What is Plan B for TerreStar?

Posted in Financials, LightSquared, Operators, Regulatory, Spectrum, TerreStar at 10:36 am by timfarrar

Back in August, it looked very much like TerreStar was poised to file for bankruptcy, using a large DIP facility of $200M+ to fund the company for the next several years while it attempted to build a satellite roaming business. Harbinger indicated at the time that it believed a bankrupt TerreStar’s spectrum was worth $1.5B to $2B. This suggests that (as we speculated) the plan may well have been to cram-up the ~$1B of first lien debt that is outstanding at TerreStar Networks. However, it appears that Blackstone was unsuccessful in finding takers for that financing, and so the question arises as to what is now their Plan B for TerreStar.

In TerreStar’s 2010Q2 10-Q, filed in early August, the company stated that “there is substantial doubt that the available cash balance, investments and available borrowing capacity as of June 30, 2010 will be sufficient to satisfy the projected funding needs for third quarter of 2010″ and yet we are now at the end of the third quarter and there has been no bankruptcy filing. AT&T also announced the commercial release of the Genus phone last week. Some have therefore suggested that this means TerreStar is likely to avoid bankruptcy, because AT&T would not have gone to market with the phone immediately prior to a bankruptcy filing.

Of course, if TerreStar had actually secured further investments, these would have to have been disclosed in an 8-K filing, but it is certainly clear the company has managed to make its cash resources last longer than it previously expected. One possibility is that AT&T paid upfront for the Genus phones it is selling, which would have provided some cash for TerreStar without the need for a public filing. It would also explain why AT&T is keen to move ahead with the commercial launch if it now owns several tens of thousands of Genus phones.

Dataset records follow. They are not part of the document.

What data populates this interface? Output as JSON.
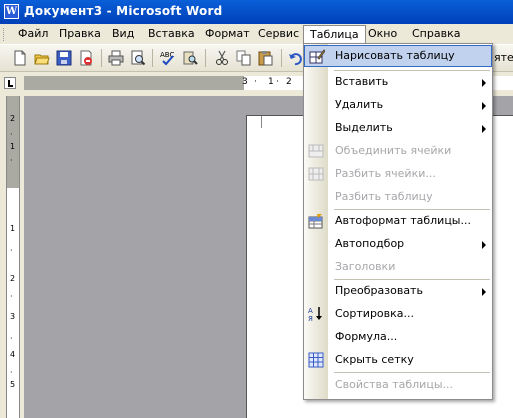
{
  "window": {
    "title": "Документ3 - Microsoft Word",
    "app_icon": "W"
  },
  "menubar": {
    "items": [
      {
        "label": "Файл"
      },
      {
        "label": "Правка"
      },
      {
        "label": "Вид"
      },
      {
        "label": "Вставка"
      },
      {
        "label": "Формат"
      },
      {
        "label": "Сервис"
      },
      {
        "label": "Таблица"
      },
      {
        "label": "Окно"
      },
      {
        "label": "Справка"
      }
    ]
  },
  "toolbar": {
    "partial_text": "ятен",
    "icons": [
      "new-document-icon",
      "open-folder-icon",
      "save-icon",
      "permission-icon",
      "print-icon",
      "print-preview-icon",
      "spelling-icon",
      "research-icon",
      "cut-icon",
      "copy-icon",
      "paste-icon",
      "undo-icon"
    ]
  },
  "ruler": {
    "h_marks": [
      "3",
      "·",
      "1",
      "·",
      "2"
    ],
    "v_marks": [
      "2",
      "·",
      "1",
      "·",
      "1",
      "·",
      "2",
      "·",
      "3",
      "·",
      "4",
      "·",
      "5"
    ]
  },
  "table_menu": {
    "items": [
      {
        "label": "Нарисовать таблицу",
        "enabled": true,
        "icon": "draw-table-icon",
        "submenu": false
      },
      {
        "label": "Вставить",
        "enabled": true,
        "submenu": true
      },
      {
        "label": "Удалить",
        "enabled": true,
        "submenu": true
      },
      {
        "label": "Выделить",
        "enabled": true,
        "submenu": true
      },
      {
        "label": "Объединить ячейки",
        "enabled": false,
        "icon": "merge-cells-icon",
        "submenu": false
      },
      {
        "label": "Разбить ячейки...",
        "enabled": false,
        "icon": "split-cells-icon",
        "submenu": false
      },
      {
        "label": "Разбить таблицу",
        "enabled": false,
        "submenu": false
      },
      {
        "label": "Автоформат таблицы...",
        "enabled": true,
        "icon": "table-autoformat-icon",
        "submenu": false
      },
      {
        "label": "Автоподбор",
        "enabled": true,
        "submenu": true
      },
      {
        "label": "Заголовки",
        "enabled": false,
        "submenu": false
      },
      {
        "label": "Преобразовать",
        "enabled": true,
        "submenu": true
      },
      {
        "label": "Сортировка...",
        "enabled": true,
        "icon": "sort-icon",
        "submenu": false
      },
      {
        "label": "Формула...",
        "enabled": true,
        "submenu": false
      },
      {
        "label": "Скрыть сетку",
        "enabled": true,
        "icon": "hide-gridlines-icon",
        "submenu": false
      },
      {
        "label": "Свойства таблицы...",
        "enabled": false,
        "submenu": false
      }
    ]
  }
}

UPDATE: According to documents filed in the TerreStar bankruptcy proceeding, Echostar and Harbinger allowed TerreStar to draw a further $10M from the Purchase Money Credit Facility, and agreed to waive any claims of potential default. However, given that the bankruptcy documents show only a few hundred thousand dollars of expected receipts for TerreStar from phone sales by the end of the year, it still appears possible that either AT&T may have paid upfront for the phones it expects to sell, or (perhaps more likely) Elektrobit has been left holding the bag, given the substantial losses it expects to book on its TerreStar receivables.

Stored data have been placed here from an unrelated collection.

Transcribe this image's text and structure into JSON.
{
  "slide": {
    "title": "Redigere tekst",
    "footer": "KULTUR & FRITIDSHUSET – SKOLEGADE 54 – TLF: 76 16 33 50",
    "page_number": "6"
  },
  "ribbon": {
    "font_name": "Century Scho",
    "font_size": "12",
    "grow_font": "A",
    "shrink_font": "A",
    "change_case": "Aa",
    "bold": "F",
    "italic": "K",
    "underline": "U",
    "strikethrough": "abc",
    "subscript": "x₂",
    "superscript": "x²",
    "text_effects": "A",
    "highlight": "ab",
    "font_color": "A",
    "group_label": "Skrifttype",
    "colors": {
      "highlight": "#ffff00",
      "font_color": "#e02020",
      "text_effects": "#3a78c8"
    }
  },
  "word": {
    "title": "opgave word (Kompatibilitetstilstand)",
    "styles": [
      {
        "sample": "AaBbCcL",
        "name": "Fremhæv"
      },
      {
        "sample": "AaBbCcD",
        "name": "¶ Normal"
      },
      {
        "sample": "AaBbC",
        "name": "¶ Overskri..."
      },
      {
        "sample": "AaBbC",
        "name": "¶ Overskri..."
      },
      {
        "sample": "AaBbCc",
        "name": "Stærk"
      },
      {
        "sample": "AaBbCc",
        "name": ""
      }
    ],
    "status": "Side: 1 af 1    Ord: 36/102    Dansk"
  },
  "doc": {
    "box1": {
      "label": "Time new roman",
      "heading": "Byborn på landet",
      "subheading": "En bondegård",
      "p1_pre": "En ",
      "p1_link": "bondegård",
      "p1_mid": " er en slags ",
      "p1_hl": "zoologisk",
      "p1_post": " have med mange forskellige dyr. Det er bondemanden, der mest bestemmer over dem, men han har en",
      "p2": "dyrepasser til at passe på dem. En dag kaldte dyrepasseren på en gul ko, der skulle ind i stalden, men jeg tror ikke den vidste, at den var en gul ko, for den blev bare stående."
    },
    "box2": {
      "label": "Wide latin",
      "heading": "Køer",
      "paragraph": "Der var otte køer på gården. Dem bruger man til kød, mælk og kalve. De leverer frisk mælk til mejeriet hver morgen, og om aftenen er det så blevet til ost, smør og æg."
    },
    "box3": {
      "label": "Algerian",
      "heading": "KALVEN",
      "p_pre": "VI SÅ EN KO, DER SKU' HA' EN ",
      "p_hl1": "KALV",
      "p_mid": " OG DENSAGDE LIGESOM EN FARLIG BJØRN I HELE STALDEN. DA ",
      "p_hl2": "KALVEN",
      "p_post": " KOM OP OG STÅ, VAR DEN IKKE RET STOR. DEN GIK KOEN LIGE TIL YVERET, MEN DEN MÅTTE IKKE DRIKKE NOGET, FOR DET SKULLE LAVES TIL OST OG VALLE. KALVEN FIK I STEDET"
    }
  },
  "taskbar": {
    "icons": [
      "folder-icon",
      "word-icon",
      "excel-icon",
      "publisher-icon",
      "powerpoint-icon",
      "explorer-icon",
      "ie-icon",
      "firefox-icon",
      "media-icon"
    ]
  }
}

However, TerreStar obviously also needs to raise further funds to cover its ongoing operating expenses. It has a window of time until August 2011 when no cash interest is due on TerreStar Networks’ first lien debt, and so it appears plausible that raising say $50M+ at TerreStar Corporation (presumably against the security of the 1.4GHz spectrum) would be (barely) sufficient to see the company through to next August, when the outcome of the FCC’s MSS NPRM/NOI should be clearer.

This might well still require a bankruptcy filing by TerreStar Corporation (depending on what happens with the outstanding $408M of Preferred Stock, since the company has certain obligations to redeem the Preferred Stock if it has more than $10M in available funds), but we assume that Blackstone might conceivably look to keep the TerreStar Networks subsidiary out of bankruptcy (assuming this is permitted by the cross-default provisions on the first lien debt) and thereby enable TerreStar Corporation to retain its shareholding in TerreStar Networks.

Then, if it turned out that the FCC’s NPRM allowed the 2GHz satellite spectrum to be monetized for more than the value of the outstanding first lien debt (something we regard as unlikely), the proceeds could potentially flow to the owners of TerreStar Corporation (although it is implausible that an auction could occur by August 2011 so there would certainly still be significant arguments about the value of this spectrum). In addition, this outcome would ensure that TerreStar’s 2GHz spectrum is not on the market as an alternative to LightSquared, while Harbinger seeks to secure partners for its LTE network buildout over the next 9 months.

UPDATE: From the TerreStar bankruptcy filings, it does not appear that the approach we speculated about would have been feasible, presumably at least in part because it was not possible to raise money against the security of the 1.4GHz spectrum, and in the last few weeks the alternative plan to accepting a deal with Echostar was to try and prime the first lien debt which Echostar controlled at TerreStar Networks. However, in the end TerreStar has had to take a $75M DIP from Echostar and agree to the restructuring plan which Echostar proposed.